At 165 pounds, Kaleb Romero took a number of shots, but couldn't finish any, and No. 7 Logan Massa earned the 7-2 decision. Romero hasn't been able to get in the win column against a ranked opponent yet this season.

If Pletcher had held Micic to a decision, had Hayes won his match, had Romero pulled off the upset, or if Moore had gotten some much-needed bonus points, the dual might have finished very differently.

Bright Future Ahead...?

No. 20 Ethan Smith very much looked like he belonged in his match versus No. 2 Myles Amine at 174 pounds. Smith and Te'Shan Campbell have traded the starting spot all season long, but there is little question Smith is doing everything he can to be the last man standing.

The redshirt freshman is 12-4 on the season. He turned some heads with a ranked win over Wisconsin in December, but Buckeye head coach Tom Ryan has given Campbell, last year's starter, every opportunity to distinguish himself on the mat.

After the Michigan State dual, associate head coach J Jaggers said that neither man had really separated himself from the other yet, but there comes a point where going with the younger athlete with higher upside potential becomes the smarter long-term play. At this stage, Te'Shan Campbell is a known quantity: he is a physically strong athlete who can dominate from top position, but who can't seem to manage more than a couple of takedowns in a match.

Smith didn't get Amine on the mat in this match either, but he stood toe-to-toe with the No. 2 man in the country for seven minutes and was very much in contention to win the match right up until literally the last second.

Match Results: Ohio State 17, Michigan 19
Wt Results OSU UM
125 No. 13 Drew Mattin, decision over Malik Heinselman (12-6) 0 3
133 No. 1 Stevan Micic, major decision over No. 5 Luke Pletcher (14-1) 0 7
141 No.2 Joey McKenna, victory by TECH FALL over No. 5 Kanen Storr (18-3) 5 7
149 No. 3 Micah Jordan, major decision over Malik Amine (17-4) 9 7
157 No. 11 Alec Pantaleo, decision over No. 8 Ke-Shawn Hayes (3-2) 9 10
165 No. 7 Logan Massa, decision over Kaleb Romero (7-2) 9 13
174 No. 3 Myles Amine, decision over No. 20 Ethan Smith (3-2) 9 16
184 No. 1 Myles Martin, victory by TECH FALL over J.T. Correll (24-9) 14 16
197 No. 2 Kollin Moore, decision over Jackson Striggow (12-5) 17 16
HWT No. 7 Mason Parris, decision over No. 17 Chase Singletary (6-3) 17 19

It would be easy to focus on the heavyweight match, which literally gave Michigan the victory. Chase Singletary dropped the 6-3 decision to No. 7 Mason Parris in what was a highly-active match from the get-go to the final whistle.

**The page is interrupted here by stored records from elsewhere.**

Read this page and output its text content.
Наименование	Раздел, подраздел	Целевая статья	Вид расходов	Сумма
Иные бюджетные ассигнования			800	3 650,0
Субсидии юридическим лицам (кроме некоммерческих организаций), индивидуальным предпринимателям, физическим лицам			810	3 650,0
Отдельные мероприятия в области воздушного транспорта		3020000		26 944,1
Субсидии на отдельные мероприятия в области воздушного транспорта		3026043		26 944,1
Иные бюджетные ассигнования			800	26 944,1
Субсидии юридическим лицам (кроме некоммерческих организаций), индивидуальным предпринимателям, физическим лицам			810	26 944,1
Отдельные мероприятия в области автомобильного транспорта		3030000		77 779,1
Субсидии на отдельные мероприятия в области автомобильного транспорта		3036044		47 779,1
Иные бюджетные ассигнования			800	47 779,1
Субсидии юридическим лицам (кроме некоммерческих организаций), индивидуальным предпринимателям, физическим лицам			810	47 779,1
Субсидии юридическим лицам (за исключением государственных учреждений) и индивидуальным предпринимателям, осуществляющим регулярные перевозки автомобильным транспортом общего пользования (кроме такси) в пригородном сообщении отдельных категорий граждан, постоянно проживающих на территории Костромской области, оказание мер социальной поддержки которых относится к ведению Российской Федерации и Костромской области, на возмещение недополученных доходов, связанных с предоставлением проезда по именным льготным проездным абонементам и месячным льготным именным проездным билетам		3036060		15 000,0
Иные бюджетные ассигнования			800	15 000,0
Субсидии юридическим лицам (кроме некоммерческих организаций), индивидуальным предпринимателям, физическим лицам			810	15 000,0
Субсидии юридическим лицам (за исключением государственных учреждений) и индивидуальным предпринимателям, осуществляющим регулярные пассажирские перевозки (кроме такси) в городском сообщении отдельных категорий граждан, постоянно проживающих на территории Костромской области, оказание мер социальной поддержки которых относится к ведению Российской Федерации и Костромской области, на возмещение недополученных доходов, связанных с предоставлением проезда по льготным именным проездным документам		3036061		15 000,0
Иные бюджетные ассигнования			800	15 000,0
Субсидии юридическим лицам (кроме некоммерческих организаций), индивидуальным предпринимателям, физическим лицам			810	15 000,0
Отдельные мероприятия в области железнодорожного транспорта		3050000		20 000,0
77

Singletary found himself in a number of scrambles throughout the match, he took several shots he didn't finish and failed to hold off all of Parris' shot attempts. But, he showed that he can beat Parris at their last meeting, and he acquitted himself relatively well in the loss Friday night.

One area of concern is that Singletary weighed in fairly light; according to the Big Ten commentators, he stepped on the scales at 226 pounds. That's not far off where Kyle Snyder wrestled during his tenure, but Singletary has four inches of height on Snyder, and he needs to be heavier to compete with the top end of the class in the postseason.

As Jaggers said earlier in the month about Malik Heinselman, it's not how much the guy weighs so much as how strong he is for the weight, but in Singletary's case it bears watching over the next 55 days.

What's Next?

Ohio State has a couple of meets to lick its wounds and regroup ahead of its next major test versus Penn State.

The Buckeyes head to Champaign to face Illinois, Friday, Feb. 1 in another primetime match that will be televised on the Big Ten Network. They'll wrestle on Sunday afternoon, Feb. 3, in Evanston at Northwestern on BTN Plus.

Then it's back home to St. John Arena, to host No. 1 Penn State on Friday, Feb. 8 on BTN.

Tom Ryan and staff have plenty to work on over the next two weeks... and more importantly, over the weeks between now and the Big Ten Tournament.